PLoS ONE (Jan 2021)

A computational reproducibility study of PLOS ONE articles featuring longitudinal data analyses.

  • Heidi Seibold,
  • Severin Czerny,
  • Siona Decke,
  • Roman Dieterle,
  • Thomas Eder,
  • Steffen Fohr,
  • Nico Hahn,
  • Rabea Hartmann,
  • Christoph Heindl,
  • Philipp Kopper,
  • Dario Lepke,
  • Verena Loidl,
  • Maximilian Mandl,
  • Sarah Musiol,
  • Jessica Peter,
  • Alexander Piehler,
  • Elio Rojas,
  • Stefanie Schmid,
  • Hannah Schmidt,
  • Melissa Schmoll,
  • Lennart Schneider,
  • Xiao-Yin To,
  • Viet Tran,
  • Antje Völker,
  • Moritz Wagner,
  • Joshua Wagner,
  • Maria Waize,
  • Hannah Wecker,
  • Rui Yang,
  • Simone Zellner,
  • Malte Nalenz

DOI
https://doi.org/10.1371/journal.pone.0251194
Journal volume & issue
Vol. 16, no. 6
p. e0251194

Abstract

Read online

Computational reproducibility is a corner stone for sound and credible research. Especially in complex statistical analyses-such as the analysis of longitudinal data-reproducing results is far from simple, especially if no source code is available. In this work we aimed to reproduce analyses of longitudinal data of 11 articles published in PLOS ONE. Inclusion criteria were the availability of data and author consent. We investigated the types of methods and software used and whether we were able to reproduce the data analysis using open source software. Most articles provided overview tables and simple visualisations. Generalised Estimating Equations (GEEs) were the most popular statistical models among the selected articles.
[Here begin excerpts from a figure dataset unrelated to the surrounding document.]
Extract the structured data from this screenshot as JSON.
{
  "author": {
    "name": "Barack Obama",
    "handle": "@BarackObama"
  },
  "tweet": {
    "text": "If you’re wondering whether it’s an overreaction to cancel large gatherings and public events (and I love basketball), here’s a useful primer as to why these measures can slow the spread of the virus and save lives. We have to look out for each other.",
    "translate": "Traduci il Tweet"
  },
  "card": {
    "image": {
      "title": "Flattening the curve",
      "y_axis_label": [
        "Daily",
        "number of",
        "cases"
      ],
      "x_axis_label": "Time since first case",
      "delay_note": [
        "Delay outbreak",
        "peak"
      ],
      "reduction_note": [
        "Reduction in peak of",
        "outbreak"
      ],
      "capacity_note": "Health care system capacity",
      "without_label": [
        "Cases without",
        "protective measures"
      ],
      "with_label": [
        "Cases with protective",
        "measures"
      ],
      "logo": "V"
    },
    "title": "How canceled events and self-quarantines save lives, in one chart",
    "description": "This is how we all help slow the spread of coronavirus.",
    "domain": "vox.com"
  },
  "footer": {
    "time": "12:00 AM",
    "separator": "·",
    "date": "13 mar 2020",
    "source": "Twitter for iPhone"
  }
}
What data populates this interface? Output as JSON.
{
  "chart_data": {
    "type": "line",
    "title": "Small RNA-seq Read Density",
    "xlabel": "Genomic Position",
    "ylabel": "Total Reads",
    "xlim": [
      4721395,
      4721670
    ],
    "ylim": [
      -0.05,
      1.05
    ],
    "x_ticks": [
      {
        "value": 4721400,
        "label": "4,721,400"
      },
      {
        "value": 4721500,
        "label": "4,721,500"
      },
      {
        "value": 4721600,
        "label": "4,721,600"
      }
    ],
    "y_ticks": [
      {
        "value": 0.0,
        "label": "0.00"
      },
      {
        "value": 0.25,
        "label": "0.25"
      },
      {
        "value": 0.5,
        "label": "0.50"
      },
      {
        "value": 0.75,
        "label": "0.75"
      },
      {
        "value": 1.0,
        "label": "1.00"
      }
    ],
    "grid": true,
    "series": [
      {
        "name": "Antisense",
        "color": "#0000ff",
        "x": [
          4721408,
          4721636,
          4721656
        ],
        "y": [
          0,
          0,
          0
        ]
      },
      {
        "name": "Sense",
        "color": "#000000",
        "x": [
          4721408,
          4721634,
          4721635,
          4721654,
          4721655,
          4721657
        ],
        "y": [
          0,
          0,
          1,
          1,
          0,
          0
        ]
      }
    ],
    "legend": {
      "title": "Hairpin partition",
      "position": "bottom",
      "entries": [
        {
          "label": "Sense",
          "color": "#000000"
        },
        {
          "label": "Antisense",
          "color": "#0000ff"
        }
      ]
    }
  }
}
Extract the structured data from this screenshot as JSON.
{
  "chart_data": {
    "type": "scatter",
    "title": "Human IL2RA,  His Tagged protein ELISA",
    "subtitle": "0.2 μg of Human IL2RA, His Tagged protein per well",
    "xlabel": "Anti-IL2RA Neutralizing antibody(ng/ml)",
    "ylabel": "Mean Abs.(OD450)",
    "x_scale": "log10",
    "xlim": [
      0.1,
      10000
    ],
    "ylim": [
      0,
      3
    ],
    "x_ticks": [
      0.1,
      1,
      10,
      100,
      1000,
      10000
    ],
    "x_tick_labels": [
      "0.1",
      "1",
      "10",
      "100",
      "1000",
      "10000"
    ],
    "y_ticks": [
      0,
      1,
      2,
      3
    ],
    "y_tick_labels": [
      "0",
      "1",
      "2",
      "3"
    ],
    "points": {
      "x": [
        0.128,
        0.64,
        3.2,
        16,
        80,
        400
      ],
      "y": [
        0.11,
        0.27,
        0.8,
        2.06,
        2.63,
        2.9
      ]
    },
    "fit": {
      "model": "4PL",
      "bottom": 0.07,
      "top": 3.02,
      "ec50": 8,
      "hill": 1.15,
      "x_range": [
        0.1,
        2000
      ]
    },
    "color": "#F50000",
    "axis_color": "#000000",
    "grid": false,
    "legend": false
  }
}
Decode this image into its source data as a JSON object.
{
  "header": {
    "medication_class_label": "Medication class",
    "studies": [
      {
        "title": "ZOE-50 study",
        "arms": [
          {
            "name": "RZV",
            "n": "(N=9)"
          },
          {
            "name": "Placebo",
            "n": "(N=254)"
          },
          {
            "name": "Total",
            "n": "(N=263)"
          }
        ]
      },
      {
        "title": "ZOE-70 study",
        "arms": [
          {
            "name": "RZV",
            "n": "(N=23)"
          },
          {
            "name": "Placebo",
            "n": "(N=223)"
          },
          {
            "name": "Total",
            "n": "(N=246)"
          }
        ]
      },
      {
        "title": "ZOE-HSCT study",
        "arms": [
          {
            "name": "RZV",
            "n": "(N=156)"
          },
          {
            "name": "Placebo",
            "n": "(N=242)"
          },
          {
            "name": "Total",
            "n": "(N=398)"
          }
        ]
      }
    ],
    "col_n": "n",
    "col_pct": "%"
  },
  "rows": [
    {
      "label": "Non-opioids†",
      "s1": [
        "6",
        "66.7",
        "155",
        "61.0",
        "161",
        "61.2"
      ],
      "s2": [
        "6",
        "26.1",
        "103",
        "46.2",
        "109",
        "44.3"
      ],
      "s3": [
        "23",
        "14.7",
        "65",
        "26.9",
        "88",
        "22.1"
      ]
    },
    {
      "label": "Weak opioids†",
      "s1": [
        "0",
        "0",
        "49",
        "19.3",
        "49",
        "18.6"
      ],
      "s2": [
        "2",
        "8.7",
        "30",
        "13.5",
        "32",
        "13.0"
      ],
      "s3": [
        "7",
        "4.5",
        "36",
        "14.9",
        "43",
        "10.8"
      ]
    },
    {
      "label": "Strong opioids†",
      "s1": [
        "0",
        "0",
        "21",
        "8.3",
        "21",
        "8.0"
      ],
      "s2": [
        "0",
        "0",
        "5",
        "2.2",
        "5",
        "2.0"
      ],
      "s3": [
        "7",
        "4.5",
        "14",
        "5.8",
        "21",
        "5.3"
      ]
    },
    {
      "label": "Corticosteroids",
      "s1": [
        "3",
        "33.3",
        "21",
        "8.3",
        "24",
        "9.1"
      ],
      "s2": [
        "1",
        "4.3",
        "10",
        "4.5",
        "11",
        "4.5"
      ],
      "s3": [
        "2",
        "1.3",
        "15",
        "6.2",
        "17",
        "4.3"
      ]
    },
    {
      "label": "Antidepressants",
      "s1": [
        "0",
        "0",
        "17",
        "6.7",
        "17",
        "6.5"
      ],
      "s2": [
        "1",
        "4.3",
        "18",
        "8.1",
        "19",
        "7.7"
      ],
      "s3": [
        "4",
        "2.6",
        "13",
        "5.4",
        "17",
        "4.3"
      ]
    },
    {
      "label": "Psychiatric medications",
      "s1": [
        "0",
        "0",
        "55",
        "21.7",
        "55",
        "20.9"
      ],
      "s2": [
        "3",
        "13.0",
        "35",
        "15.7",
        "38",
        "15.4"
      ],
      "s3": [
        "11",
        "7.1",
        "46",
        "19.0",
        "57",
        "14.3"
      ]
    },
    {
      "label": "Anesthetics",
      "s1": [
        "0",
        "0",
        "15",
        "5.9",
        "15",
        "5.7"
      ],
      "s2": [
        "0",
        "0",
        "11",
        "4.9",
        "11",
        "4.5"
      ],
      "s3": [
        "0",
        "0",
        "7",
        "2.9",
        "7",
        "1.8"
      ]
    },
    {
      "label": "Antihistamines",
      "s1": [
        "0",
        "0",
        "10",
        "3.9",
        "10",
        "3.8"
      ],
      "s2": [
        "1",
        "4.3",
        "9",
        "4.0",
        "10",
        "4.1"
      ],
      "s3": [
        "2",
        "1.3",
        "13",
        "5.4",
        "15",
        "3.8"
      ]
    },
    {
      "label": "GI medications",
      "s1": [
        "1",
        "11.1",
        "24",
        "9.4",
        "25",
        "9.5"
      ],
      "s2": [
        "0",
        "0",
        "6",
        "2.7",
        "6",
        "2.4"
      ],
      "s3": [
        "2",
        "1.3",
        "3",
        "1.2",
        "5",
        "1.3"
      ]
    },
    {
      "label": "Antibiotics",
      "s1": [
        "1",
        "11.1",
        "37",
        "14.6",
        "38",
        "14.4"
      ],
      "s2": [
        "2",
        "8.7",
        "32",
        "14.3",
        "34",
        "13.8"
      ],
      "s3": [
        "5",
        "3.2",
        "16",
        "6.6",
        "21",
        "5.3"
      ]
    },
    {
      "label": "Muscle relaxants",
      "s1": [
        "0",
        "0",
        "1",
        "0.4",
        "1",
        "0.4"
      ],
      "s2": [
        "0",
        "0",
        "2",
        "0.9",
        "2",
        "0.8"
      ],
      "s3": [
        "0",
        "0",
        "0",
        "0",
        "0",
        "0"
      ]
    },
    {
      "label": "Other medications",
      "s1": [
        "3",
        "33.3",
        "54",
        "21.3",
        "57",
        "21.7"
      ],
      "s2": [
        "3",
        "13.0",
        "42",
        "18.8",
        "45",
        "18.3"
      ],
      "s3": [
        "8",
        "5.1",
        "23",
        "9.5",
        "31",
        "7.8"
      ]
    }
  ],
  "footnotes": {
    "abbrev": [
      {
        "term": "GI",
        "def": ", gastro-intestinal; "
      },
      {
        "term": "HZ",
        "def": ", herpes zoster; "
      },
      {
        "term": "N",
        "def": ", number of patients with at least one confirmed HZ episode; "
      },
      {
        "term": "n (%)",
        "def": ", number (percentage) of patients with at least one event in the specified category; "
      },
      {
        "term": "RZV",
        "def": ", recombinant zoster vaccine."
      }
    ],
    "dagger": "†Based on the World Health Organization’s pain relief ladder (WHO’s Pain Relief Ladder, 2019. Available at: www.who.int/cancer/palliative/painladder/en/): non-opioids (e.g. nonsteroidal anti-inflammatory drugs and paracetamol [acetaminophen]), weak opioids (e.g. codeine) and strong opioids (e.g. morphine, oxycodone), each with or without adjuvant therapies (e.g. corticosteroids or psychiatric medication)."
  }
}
Only one article used open source software and only one published part of the analysis code. Replication was difficult in most cases and required reverse engineering of results or contacting the authors. For three articles we were not able to reproduce the results, for another two only parts of them. For all but two articles we had to contact the authors to be able to reproduce the results. Our main learning is that reproducing papers is difficult if no code is supplied and leads to a high burden for those conducting the reproductions. Open data policies in journals are good, but to truly boost reproducibility we suggest adding open code policies.